Saturday, December 29, 2012

Don't be afraid, you're already dead.

the end of the year is nigh.

I dig new years eve.
I think it's because I'm a sucker for nostalgia. I like the whole self-reflection aspect, thinking back over the past year, the great times and the shitty times, the lessons learned, the changes you made and want to make. All that noise.
I get that it's just another day, it's just the turning of a calendar page, that the whole idea of a "new year" is abstract and contrived, but that's not important. It's a time when a lot of people feel they get a new start, and there's a real optimism there that I'm just into.

2012 has been real.
I moved to Korea, by myself. Some people think that's "brave", but it's not because it wasn't scary for me. I've always been quite independent. I'm good at upping to a new, faraway city, it's one thing I feel comfortable doing.

What was scary was accepting a job as a teacher, not knowing what age my students would be, or how many classes I would have, or whether I'd physically be able to stand up in front of a room full of adolescents and speak with some kind of authority.
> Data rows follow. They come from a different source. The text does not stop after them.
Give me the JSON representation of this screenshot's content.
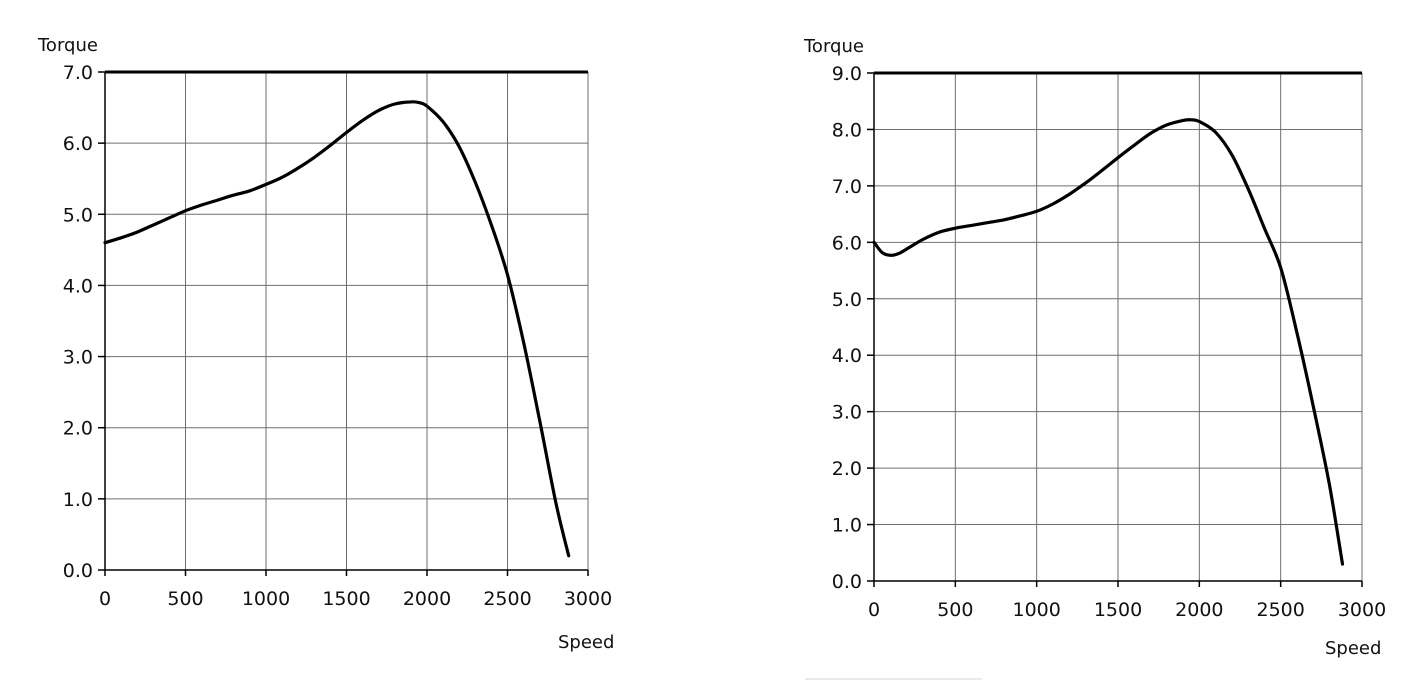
{
  "chart_data": [
    {
      "type": "line",
      "ylabel": "Torque",
      "xlabel": "Speed",
      "xlim": [
        0,
        3000
      ],
      "ylim": [
        0,
        7
      ],
      "xticks": [
        "0",
        "500",
        "1000",
        "1500",
        "2000",
        "2500",
        "3000"
      ],
      "yticks": [
        "0.0",
        "1.0",
        "2.0",
        "3.0",
        "4.0",
        "5.0",
        "6.0",
        "7.0"
      ],
      "grid": true,
      "series": [
        {
          "x": [
            0,
            100,
            200,
            300,
            400,
            500,
            600,
            700,
            800,
            900,
            1000,
            1100,
            1200,
            1300,
            1400,
            1500,
            1600,
            1700,
            1800,
            1900,
            1950,
            2000,
            2100,
            2200,
            2300,
            2400,
            2500,
            2600,
            2700,
            2800,
            2880
          ],
          "y": [
            4.6,
            4.67,
            4.75,
            4.85,
            4.95,
            5.05,
            5.13,
            5.2,
            5.27,
            5.33,
            5.42,
            5.52,
            5.65,
            5.8,
            5.97,
            6.15,
            6.32,
            6.46,
            6.55,
            6.58,
            6.57,
            6.52,
            6.3,
            5.95,
            5.45,
            4.85,
            4.15,
            3.2,
            2.1,
            0.95,
            0.2
          ]
        }
      ]
    },
    {
      "type": "line",
      "ylabel": "Torque",
      "xlabel": "Speed",
      "xlim": [
        0,
        3000
      ],
      "ylim": [
        0,
        9
      ],
      "xticks": [
        "0",
        "500",
        "1000",
        "1500",
        "2000",
        "2500",
        "3000"
      ],
      "yticks": [
        "0.0",
        "1.0",
        "2.0",
        "3.0",
        "4.0",
        "5.0",
        "6.0",
        "7.0",
        "8.0",
        "9.0"
      ],
      "grid": true,
      "series": [
        {
          "x": [
            0,
            50,
            100,
            150,
            200,
            300,
            400,
            500,
            600,
            700,
            800,
            900,
            1000,
            1100,
            1200,
            1300,
            1400,
            1500,
            1600,
            1700,
            1800,
            1900,
            1950,
            2000,
            2100,
            2200,
            2300,
            2400,
            2500,
            2600,
            2700,
            2800,
            2880
          ],
          "y": [
            6.0,
            5.82,
            5.77,
            5.8,
            5.88,
            6.05,
            6.18,
            6.25,
            6.3,
            6.35,
            6.4,
            6.47,
            6.55,
            6.68,
            6.85,
            7.05,
            7.27,
            7.5,
            7.72,
            7.93,
            8.08,
            8.16,
            8.17,
            8.14,
            7.95,
            7.55,
            6.95,
            6.25,
            5.55,
            4.4,
            3.1,
            1.7,
            0.3
          ]
        }
      ]
    }
  ]
}
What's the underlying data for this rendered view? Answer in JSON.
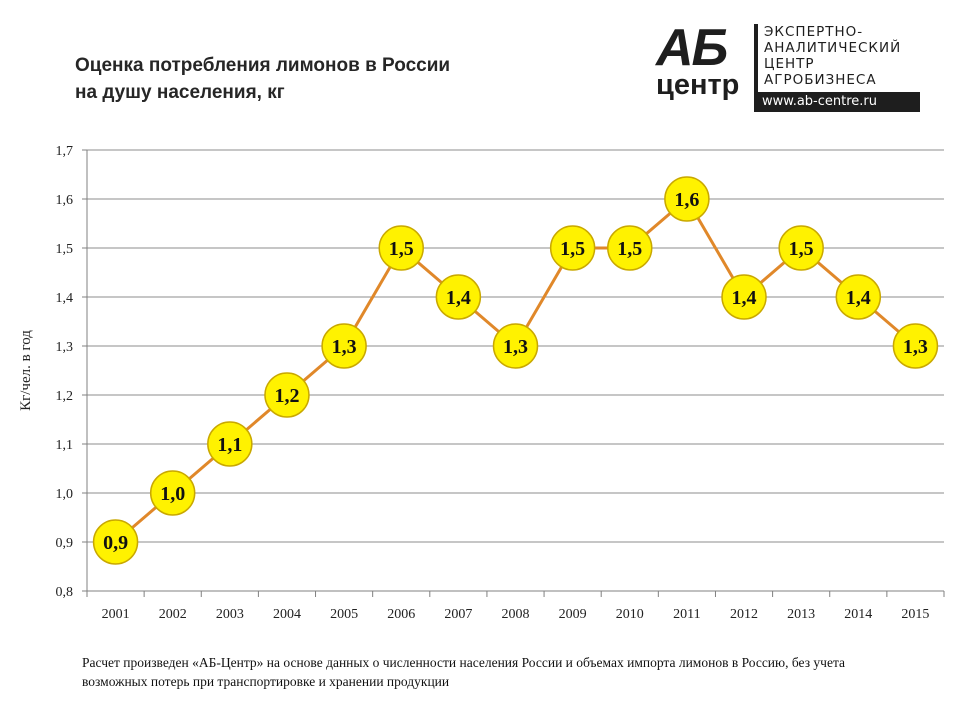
{
  "title": {
    "line1": "Оценка потребления лимонов в России",
    "line2": "на душу населения, кг"
  },
  "logo": {
    "mark_top": "АБ",
    "mark_bottom": "центр",
    "text_lines": [
      "ЭКСПЕРТНО-",
      "АНАЛИТИЧЕСКИЙ",
      "ЦЕНТР",
      "АГРОБИЗНЕСА"
    ],
    "url": "www.ab-centre.ru"
  },
  "chart_data": {
    "type": "line",
    "title": "Оценка потребления лимонов в России на душу населения, кг",
    "xlabel": "",
    "ylabel": "Кг/чел. в год",
    "categories": [
      "2001",
      "2002",
      "2003",
      "2004",
      "2005",
      "2006",
      "2007",
      "2008",
      "2009",
      "2010",
      "2011",
      "2012",
      "2013",
      "2014",
      "2015"
    ],
    "series": [
      {
        "values": [
          0.9,
          1.0,
          1.1,
          1.2,
          1.3,
          1.5,
          1.4,
          1.3,
          1.5,
          1.5,
          1.6,
          1.4,
          1.5,
          1.4,
          1.3
        ],
        "labels": [
          "0,9",
          "1,0",
          "1,1",
          "1,2",
          "1,3",
          "1,5",
          "1,4",
          "1,3",
          "1,5",
          "1,5",
          "1,6",
          "1,4",
          "1,5",
          "1,4",
          "1,3"
        ]
      }
    ],
    "ylim": [
      0.8,
      1.7
    ],
    "yticks": [
      "0,8",
      "0,9",
      "1,0",
      "1,1",
      "1,2",
      "1,3",
      "1,4",
      "1,5",
      "1,6",
      "1,7"
    ],
    "grid": true,
    "line_color": "#E0882A",
    "marker_fill": "#FFF200",
    "marker_stroke": "#C9A800"
  },
  "footnote": "Расчет произведен «АБ-Центр» на основе данных о численности населения России и объемах импорта лимонов в Россию, без учета возможных потерь при транспортировке и хранении продукции"
}
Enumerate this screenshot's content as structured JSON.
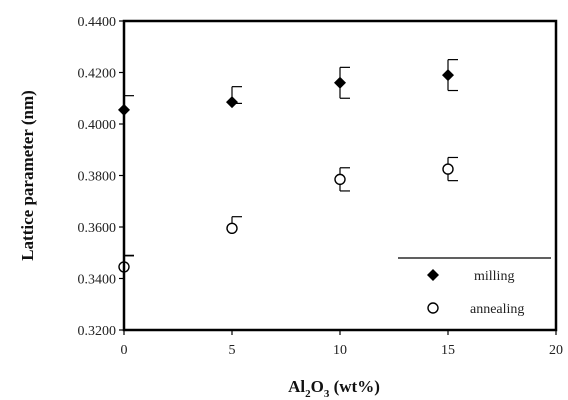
{
  "chart_data": {
    "type": "scatter",
    "title": "",
    "xlabel_parts": {
      "a": "Al",
      "a_sub": "2",
      "b": "O",
      "b_sub": "3",
      "c": " (wt%)"
    },
    "ylabel": "Lattice parameter (nm)",
    "xlim": [
      0,
      20
    ],
    "ylim": [
      0.32,
      0.44
    ],
    "x_ticks": [
      0,
      5,
      10,
      15,
      20
    ],
    "x_tick_labels": [
      "0",
      "5",
      "10",
      "15",
      "20"
    ],
    "y_ticks": [
      0.32,
      0.34,
      0.36,
      0.38,
      0.4,
      0.42,
      0.44
    ],
    "y_tick_labels": [
      "0.3200",
      "0.3400",
      "0.3600",
      "0.3800",
      "0.4000",
      "0.4200",
      "0.4400"
    ],
    "grid": false,
    "legend_position": "bottom-right",
    "series": [
      {
        "name": "milling",
        "marker": "filled-diamond",
        "color": "#000000",
        "x": [
          0,
          5,
          10,
          15
        ],
        "y": [
          0.4055,
          0.4085,
          0.416,
          0.419
        ],
        "err_plus": [
          0.0055,
          0.006,
          0.006,
          0.006
        ],
        "err_minus": [
          0.0567,
          0.0005,
          0.006,
          0.006
        ]
      },
      {
        "name": "annealing",
        "marker": "open-circle",
        "color": "#000000",
        "x": [
          0,
          5,
          10,
          15
        ],
        "y": [
          0.3445,
          0.3595,
          0.3785,
          0.3825
        ],
        "err_plus": [
          0.0045,
          0.0045,
          0.0045,
          0.0045
        ],
        "err_minus": [
          0.0,
          0.0,
          0.0045,
          0.0045
        ]
      }
    ]
  }
}
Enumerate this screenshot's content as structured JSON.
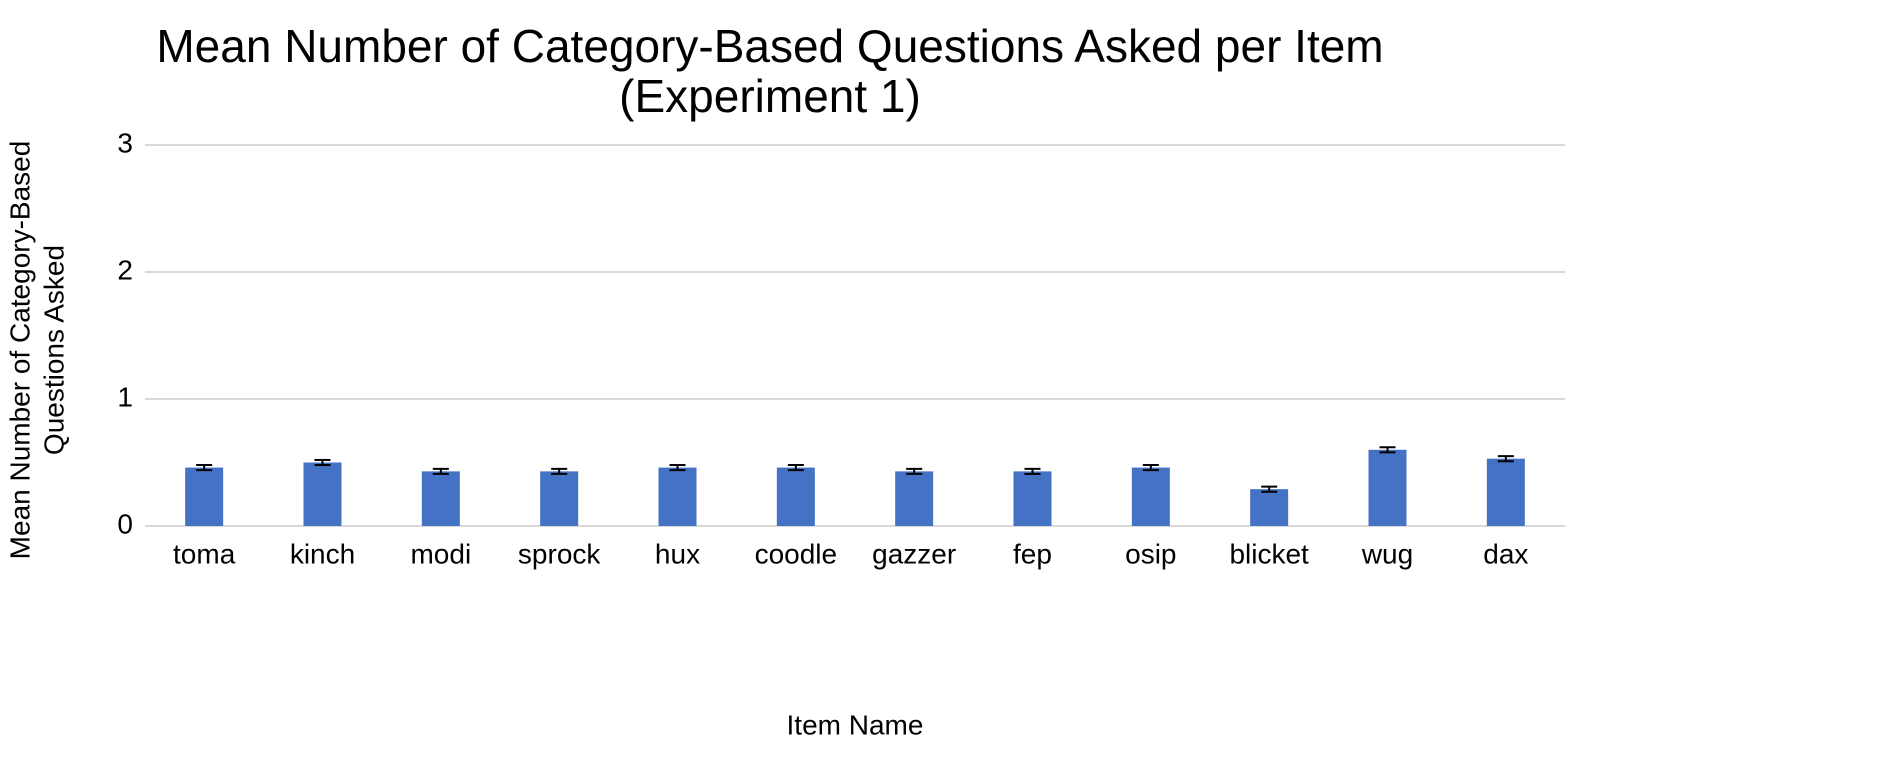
{
  "chart_data": {
    "type": "bar",
    "title": [
      "Mean Number of Category-Based Questions Asked per Item",
      "(Experiment 1)"
    ],
    "x_label": "Item Name",
    "y_label": [
      "Mean Number of Category-Based",
      "Questions Asked"
    ],
    "categories": [
      "toma",
      "kinch",
      "modi",
      "sprock",
      "hux",
      "coodle",
      "gazzer",
      "fep",
      "osip",
      "blicket",
      "wug",
      "dax"
    ],
    "values": [
      0.46,
      0.5,
      0.43,
      0.43,
      0.46,
      0.46,
      0.43,
      0.43,
      0.46,
      0.29,
      0.6,
      0.53
    ],
    "errors": [
      0.02,
      0.02,
      0.02,
      0.02,
      0.02,
      0.02,
      0.02,
      0.02,
      0.02,
      0.02,
      0.02,
      0.02
    ],
    "color": "#4472c4",
    "ylim": [
      0,
      3
    ],
    "yticks": [
      0,
      1,
      2,
      3
    ],
    "grid": true
  }
}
And so at the beginning, I was just acting. Pretending to be a teacher until one day I realised I was one. I have loved it.  I didn't think I liked kids before I came here -how ridiculous is that? That's almost like not liking people! (Wait...). These kids are awesome. Teaching has been awesome, getting to know my students has been awesome and those few students who started the year afraid to open their mouths but who now hang back after the bell rings to come up and say "enjoy your lunch, teacher!" are awesome!

What was scary was approaching a table of strangers, after psyching myself up for twenty minutes while sipping on a beer alone, introducing myself and asking if I could join them. This was three days after arriving, roaming around Bucheon on a mission to find the foreigner bar I had read about online. It might not sound like much, but that really took guts for me! And of course, they were all great people, and took me and and showed me a good time, and I met more new people, and they're all still my friends today. It's sweet when you do something scary and it pays off.

But by and large, coming to Korea hasn't been scary. I came with a job all secured, with accomodation sorted, with a sister who had been here before preparing me for some things and internet forums preparing me for the rest, with knowledge of cool music venues and decent restaurants from blogs and knowing there was a community of foreigners to meet. Next year, on the other hand? Next year is kind of terrifying!

I finish up my contract at the end of February. Then I have a few weeks to travel, and then I'm home. Home will be great for the first couple weeks and then I will go stir crazy, but realistically, it will probably be about two months before I take off again. This time on a one year US visa. Whereabouts? I have no idea. Maybe Portland, maybe San Francisco, maybe New York or Philly or anywhere else. Wherever I can find a job related to my masters. That's going to be the scary part for me. Applying for a real job, a job I'm qualified for but totally inexperienced in. Ugh.  I'm scared that I won't find one, and scared that I will! But I'm huge excited for moving and being back in the US and making more new friends and hopefully seeing some old ones too.

New years resolutions? Don't be afraid, you're already dead. And be more punctual. Yeah.

Tuesday, December 18, 2012

tabula rasa

I'm glad I'm not in your moleskins, not on your blog.
I don't belong there.
I'm not one of those girls.
I mean, those girls seem fine. In fact, I'd love to grab a beer with your ex. Talk shop. 
But I was never your girlfriend the way they were your girlfriends. I was never an exercise in how you presented yourself to the world, and I'm thankful for that.